Dr. Lakshyan’s personal statement on yoga philosophy/methodology
Methods and Goals:
Yoga is a vast subject of never-ending depth. Yoga helps us to realize our full capacity for being human. Regardless of tradition or ‘name-brand’, as yoga teachers, we teach what we know. We share what has aided our own progress and what sustains our own well-being.
In my teaching less is more. Perhaps we could call it: ‘Undo-ism’, since the goal of practice is to ‘undo’ physical, emotional, and mental tension, and thereby, restore your health. Too often, a forceful and exaggerated practice reinforces the illusion that only something outside of your self can give you health.
The difficult hatha yoga Asana (‘Asana’ in Sanskrit means: seat, position, or attitude) is not the one with the fancy technique, the pretty looking one, or the fashionable one. The difficult Asana is to be with yourself, to be with your strength and weakness, to be with your pain, and at the same time doing no harm since you are being completely honest. The difficult task in Yoga is to face the truth of your self.
Since the job of facing up to who you are is so formidable, your perseverance and repetition of practice will guide you to go deep, and will lead you to success. Because of this need for steadiness and regularity, I teach sequences which should be practiced regularly and for mastery. From Beginners to Advanced levels, I start with a core of traditional therapeutic practices. These core practices gradually and naturally evolve into technically more difficult techniques that integrate aerobic fitness and flexibility. My teaching style invites you to go deep into your being by cultivating a meditative attitude of surrender along with precision in technique.

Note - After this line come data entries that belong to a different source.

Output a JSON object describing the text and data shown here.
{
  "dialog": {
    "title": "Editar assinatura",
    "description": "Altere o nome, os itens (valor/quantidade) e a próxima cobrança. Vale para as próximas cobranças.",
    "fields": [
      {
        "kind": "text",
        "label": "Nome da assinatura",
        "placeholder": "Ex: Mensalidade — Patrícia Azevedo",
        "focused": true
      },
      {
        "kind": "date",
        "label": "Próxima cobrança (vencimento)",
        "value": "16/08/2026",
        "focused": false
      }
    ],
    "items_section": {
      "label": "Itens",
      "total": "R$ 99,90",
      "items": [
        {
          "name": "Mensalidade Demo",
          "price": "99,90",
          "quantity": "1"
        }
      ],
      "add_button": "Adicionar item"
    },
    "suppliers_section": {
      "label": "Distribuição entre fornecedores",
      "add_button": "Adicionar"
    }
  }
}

The ‘backbone’ of my Beginner’s Course is a systematic and therapeutic series of about 25 essential practices including: general stretches, backward bends, forward bends, simple inversions, twisting, deep relaxation and basic breathing techniques (Pranayama).
This Beginner’s series evolves. While you work meditatively and within your limits, you will learn variations, step by step, that take you to an Intermediate level of practice.
At the Intermediate level, my approach adds about a dozen more core Asanas, and greater depth to Pranayama practice. The focus at this level is on both the fundamentals of alignment and on bringing the meditative state into standing poses. The Intermediate course is also an introduction to the early “Jumping” series of BKS Iyengar. As with the Beginners program, step by step, you will advance in level of practice.
If you are regular in your practice and like to focus on fitness, the Advanced course encourages you to challenge your limits. Here, more advanced “Jumpings” serve as a springboard to integrate a variety of technically more difficult Asana and Pranayama practices. At times I will use inversions at the start of the Asana practice, and we may work in pairs.
My approach to the Meditation course is also based on the Raja Yoga of Patanjali (also called: Ashtanga), which is at least 2500 years old. While asana practice is the external means, meditation is the internal means and the most significant level of yoga practice. As in the Asana classes, my teaching of meditation is systematic. By receiving a solid foundation that can evolve, you will gain experiential understanding of the skills needed to become long-term meditator. In this ‘How to Meditate’ course, I use traditional practices found across cultures, as well as techniques often associated with personal growth.